La langue est le fondement même d’un peuple, ce par quoi il se reconnaît et il est reconnu, qui s’enracine dans son être et lui permet d’exprimer son identité. – Camille Laurin

Le mois de mars est toujours l’occasion de célébrer la joie de vivre en français au Canada à travers les Rendez-vous de la Francophonie. Mais quel est l’état de cette langue française?
Au moins 220 millions de personnes dans le monde se définissent comme francophones. Alors que leur nombre augmente en Afrique (il devrait atteindre plus d’un demi-milliard en 2050), il diminue progressivement au Canada, tout comme le nombre de personnes dont la langue maternelle est l’anglais d’ailleurs, au profil d’autres langues comme le mandarin. Il demeure que, bon an mal an, la langue maternelle du cinquième de la population canadienne est le français.

 

Alors pourquoi est-on si inquiet?


On vote des lois pour défendre le français au Québec.
On se vexe d’entendre du joual à la télévision.
On s’insurge contre les changements de la nouvelle grammaire où l’on parle de prédicat et de déterminants.
On refuse la nouvelle orthographe, arguant qu’on nivelle vers le bas.
On se désole de la piètre qualité littéraire des médias sociaux.
On rectifie les erreurs des enfants, et même des adultes.
On s’inquiète de la dominance de l’anglais sur le Web.
On s’excuse d’écrire mal, de parler mal.
On accuse les médias, le système d’éducation, les nouvelles technologies, et, surtout, le manque d’effort des jeunes.
On refuse les changements; la langue ne peut subir une réforme, si minime soit-elle!
On se compare avec les Français dont la langue serait bien plus parfaite.
On se console, en se disant que ces cousins utilisent plus de mots anglais.
On répète aux enfants que le français est une langue difficile, avec ses exceptions, ses problèmes de prononciation, son féminin et son masculin, ses mots composés, ses temps verbaux…

 

Évidemment, apprendre une langue, quelle qu’elle soit, exige des efforts, que ce soit dans la subtilité de sa prononciation (vietnamien, birman), dans ses formes verbales infinies (hongrois), dans son orthographe (angstskrig en danois), dans l’étendue de son vocabulaire (russe), dans l’irrégularité de sa grammaire (géorgien), dans le nombre de caractères écrits (plusieurs langues asiatiques).

 

Lorsque les jeunes expliquent ce qu’est pour eux le français, ils ne parlent que de règles grammaticales, d’orthographe, de syntaxe. Bref, d’un idéal inaccessible. N’est-ce pas là une erreur en soi? Ne leur apprend-on pas sa richesse, son intérêt?

 

On oublie que la langue est belle, qu’elle permet de se faire comprendre, de se faire entendre, dans toutes les nuances d’émotions possibles.

 

On omet de dire que le français est vivant, et non statique comme un cadre sur le mur. La langue est en constante évolution grâce aux nouvelles technologies, entre autres, et aux néologismes dont le Québec est friand.
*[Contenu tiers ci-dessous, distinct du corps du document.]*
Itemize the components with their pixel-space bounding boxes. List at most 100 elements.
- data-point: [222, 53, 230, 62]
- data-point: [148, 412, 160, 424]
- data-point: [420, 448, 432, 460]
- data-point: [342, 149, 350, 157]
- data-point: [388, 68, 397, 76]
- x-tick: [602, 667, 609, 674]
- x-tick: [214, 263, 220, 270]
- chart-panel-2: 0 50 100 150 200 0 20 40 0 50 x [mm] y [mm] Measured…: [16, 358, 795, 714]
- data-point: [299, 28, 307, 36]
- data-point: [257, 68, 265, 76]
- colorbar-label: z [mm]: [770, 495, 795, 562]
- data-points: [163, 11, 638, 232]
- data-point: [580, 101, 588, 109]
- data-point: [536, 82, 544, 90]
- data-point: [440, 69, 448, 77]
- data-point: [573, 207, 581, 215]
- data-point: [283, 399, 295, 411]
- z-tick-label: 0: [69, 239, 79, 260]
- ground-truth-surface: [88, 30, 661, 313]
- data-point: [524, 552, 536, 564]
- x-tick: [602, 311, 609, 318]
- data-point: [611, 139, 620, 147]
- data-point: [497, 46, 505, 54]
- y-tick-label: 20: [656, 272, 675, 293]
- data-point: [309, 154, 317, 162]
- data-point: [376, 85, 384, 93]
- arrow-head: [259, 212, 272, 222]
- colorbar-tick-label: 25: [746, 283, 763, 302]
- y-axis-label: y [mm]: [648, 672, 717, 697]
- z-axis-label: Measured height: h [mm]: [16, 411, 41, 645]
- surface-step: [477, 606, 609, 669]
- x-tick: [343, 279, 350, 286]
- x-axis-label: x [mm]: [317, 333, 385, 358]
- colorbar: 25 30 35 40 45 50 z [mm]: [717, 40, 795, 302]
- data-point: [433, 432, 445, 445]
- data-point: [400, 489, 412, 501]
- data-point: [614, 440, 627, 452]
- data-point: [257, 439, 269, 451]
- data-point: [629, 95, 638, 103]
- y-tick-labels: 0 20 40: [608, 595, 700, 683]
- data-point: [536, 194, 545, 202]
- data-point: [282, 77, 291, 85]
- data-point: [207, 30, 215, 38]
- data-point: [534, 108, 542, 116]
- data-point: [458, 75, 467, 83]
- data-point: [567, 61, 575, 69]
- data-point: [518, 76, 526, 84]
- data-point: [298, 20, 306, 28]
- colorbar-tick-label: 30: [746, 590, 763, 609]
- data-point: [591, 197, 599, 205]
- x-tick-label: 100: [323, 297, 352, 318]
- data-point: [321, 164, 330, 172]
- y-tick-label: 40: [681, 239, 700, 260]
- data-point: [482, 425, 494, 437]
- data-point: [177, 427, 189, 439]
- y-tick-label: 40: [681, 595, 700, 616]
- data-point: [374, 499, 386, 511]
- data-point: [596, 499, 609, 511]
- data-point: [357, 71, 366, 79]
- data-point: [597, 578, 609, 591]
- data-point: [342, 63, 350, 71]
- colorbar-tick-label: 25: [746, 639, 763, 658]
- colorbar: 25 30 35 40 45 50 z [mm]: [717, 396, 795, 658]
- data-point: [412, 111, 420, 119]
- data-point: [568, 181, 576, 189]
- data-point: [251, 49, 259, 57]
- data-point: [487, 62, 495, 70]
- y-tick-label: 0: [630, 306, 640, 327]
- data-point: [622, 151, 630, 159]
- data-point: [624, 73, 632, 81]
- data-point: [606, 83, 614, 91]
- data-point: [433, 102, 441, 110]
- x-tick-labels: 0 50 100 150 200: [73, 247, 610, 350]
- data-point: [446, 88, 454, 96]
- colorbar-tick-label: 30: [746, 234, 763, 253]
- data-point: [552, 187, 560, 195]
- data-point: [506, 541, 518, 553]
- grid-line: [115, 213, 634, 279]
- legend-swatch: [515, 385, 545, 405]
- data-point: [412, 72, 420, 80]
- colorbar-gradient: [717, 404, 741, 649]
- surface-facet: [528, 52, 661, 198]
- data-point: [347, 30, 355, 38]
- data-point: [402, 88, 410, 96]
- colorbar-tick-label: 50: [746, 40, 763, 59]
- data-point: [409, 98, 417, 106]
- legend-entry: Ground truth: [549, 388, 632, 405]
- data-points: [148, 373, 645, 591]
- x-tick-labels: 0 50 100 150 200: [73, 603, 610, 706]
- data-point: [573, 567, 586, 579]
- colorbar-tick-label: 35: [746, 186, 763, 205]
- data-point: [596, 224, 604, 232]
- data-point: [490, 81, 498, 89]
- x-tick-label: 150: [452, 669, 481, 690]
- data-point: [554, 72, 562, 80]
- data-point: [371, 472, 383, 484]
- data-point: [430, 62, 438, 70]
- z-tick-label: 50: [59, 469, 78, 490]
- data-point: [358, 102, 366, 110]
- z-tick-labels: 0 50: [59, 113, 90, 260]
On insiste sur les exceptions, plutôt que sur les règles qui sont, ma foi, plutôt logiques. On ne mentionne pas l’extraordinaire histoire de son évolution et de sa pérennité.


Certes, la langue française est complexe, mais d’abord merveilleuse et surprenante. Elle mérite d’être défendue, bien sûr, d’être bien apprise, mais surtout d’être aimée et appréciée, dans ses plus infimes subtilités. Il est du devoir des parents et des enseignants de faire découvrir toutes les beautés de la langue française, et ce, qu’elle soit parlée, chantée, slamée, écrite, etc. L’avenir de notre culture francophone réside dans l’amour que les futures générations porteront au français et qu’ils défendront bec et ongle.

 

 

C’est une langue belle à qui sait la défendre
Elle offre des trésors de richesse infinie
Les mots qui nous manquaient pour pouvoir nous comprendre
Et la force qu’il faut pour vivre en harmonie

 

Quelques trucs pour découvrir et aimer la langue française…
en étant toujours curieux du monde qui nous entoure, du nom précis de chaque chose;
en s’amusant avec les mots par des jeux divers (Scrabble, Boggle, Mots Mêlés, Anagram Plus…);
en lisant une variété de textes, autant des documentaires que des essais ou de la poésie, même des ouvrages sur la langue (ceux d’Henriette Walter sont particulièrement intéressants);
en écoutant des chansons… francophones, bien sûr!
en s’intéressant à l’histoire des mots (pour les enfants, Schlick de François Gravel);
en parcourant les pages roses d’un certain dictionnaire pour connaître de nouvelles expressions et citations.